Connecting with people around the world who are all duelling with the same ugly monster individually, yet together, is powerful. Because I didn’t know them personally at first, and the fact that there was a computer between us, I was able to lay my heart out on the table with no inhibitions. I was completely honest about how I got there, why I wanted to quit drinking, and what I was learning along the way. It was a healing release to be able to discuss this part of my life with people who really understood. 

Day or night, you can find someone to support you in the group. We celebrate our victories together, like the first sober party, being AF during a vacation, or reaching a milestone…and we help pick each other up when there’s a back slide. Through this bonding experience, I’ve made some great friends worldwide!

A mindset shift

My relationship with alcohol has completely shifted after 90 days. I don’t need it anymore because I’ve deepened my relationship with myself. I realised the root of my addiction was a lack of self-worth. I found that once I was able to really commit to removing alcohol from my life, it cleared the path for my next steps toward self-love and self-actualisation. 
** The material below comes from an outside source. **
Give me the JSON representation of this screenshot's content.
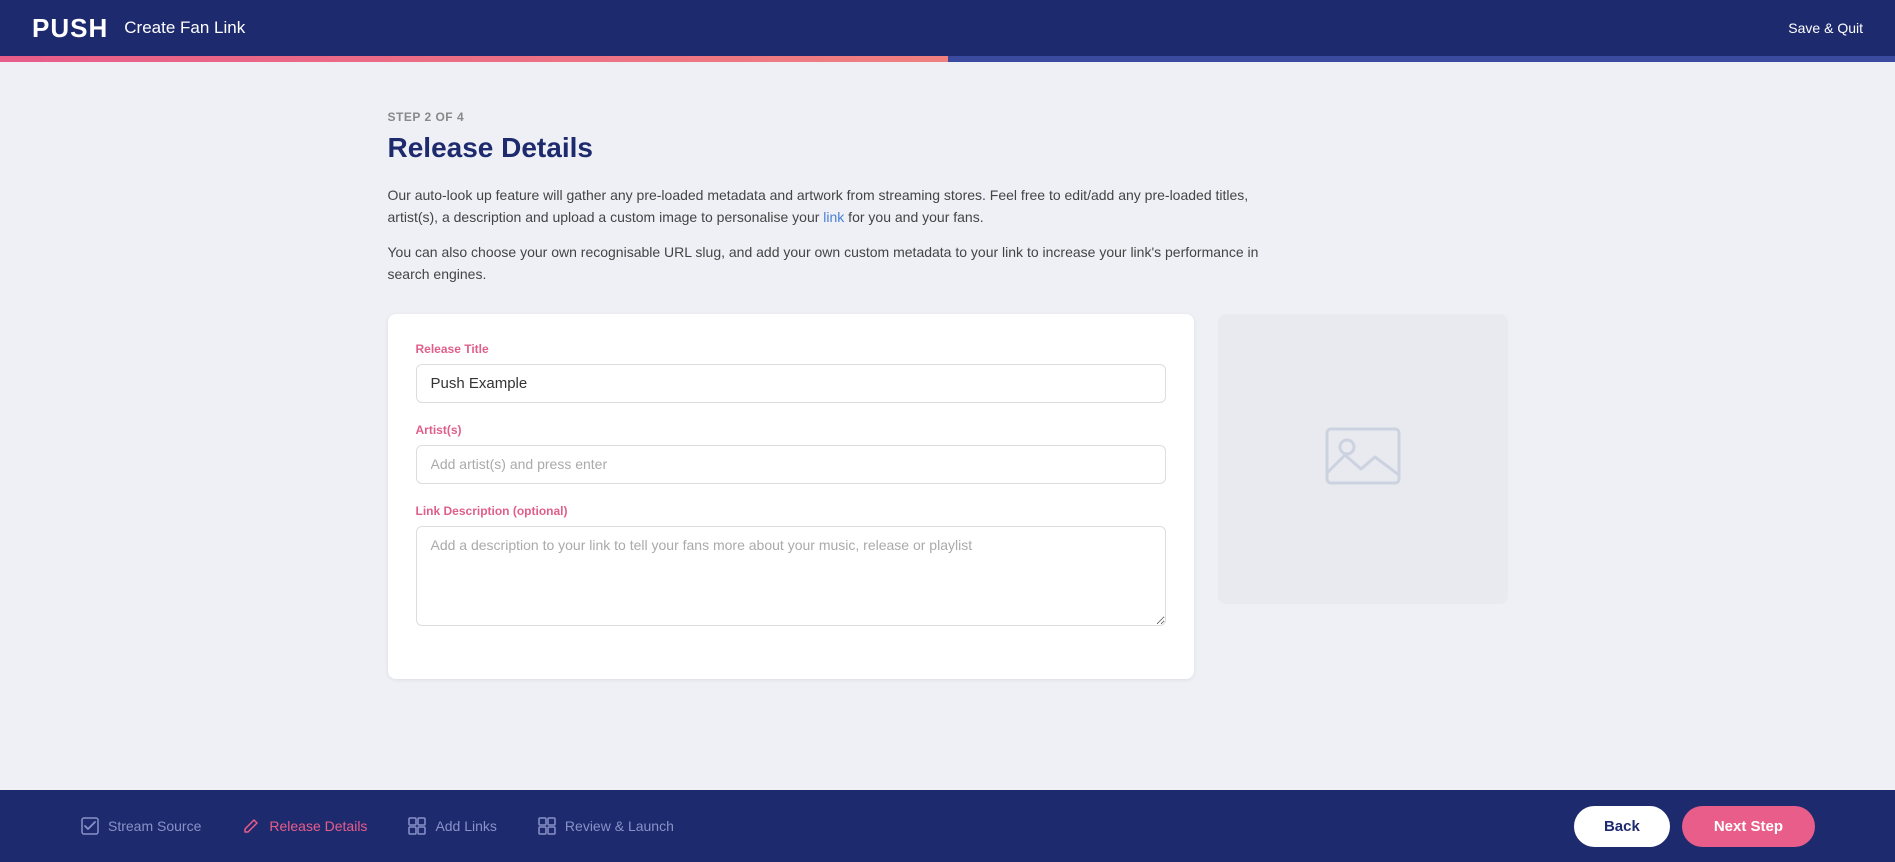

I now say I’m retired from drinking alcohol. I really have no desire to drink it because 1) I know it’s not healthy for me and my body deserves to be cared for & 2) I’m finally living in my integrity and can only do that with clarity of mind. I value myself and know that it’s a line I can’t cross because it takes me out of my integrity. It has the power to really damage my life and I deserve better than that. There are gifts of presence and awareness on the other side of that line. 

This AF chapter of my life includes learning new coping techniques to help dissipate the negative feelings that arise (that I pushed down with alcohol), connecting more with myself through meditation, journaling, and self-care (which I had stopped completely because I didn’t think I deserved it), connecting with others, and figuring out what’s next in the way of service and giving back. I have upgraded to 365 so I’m here for the full year now and it feels great!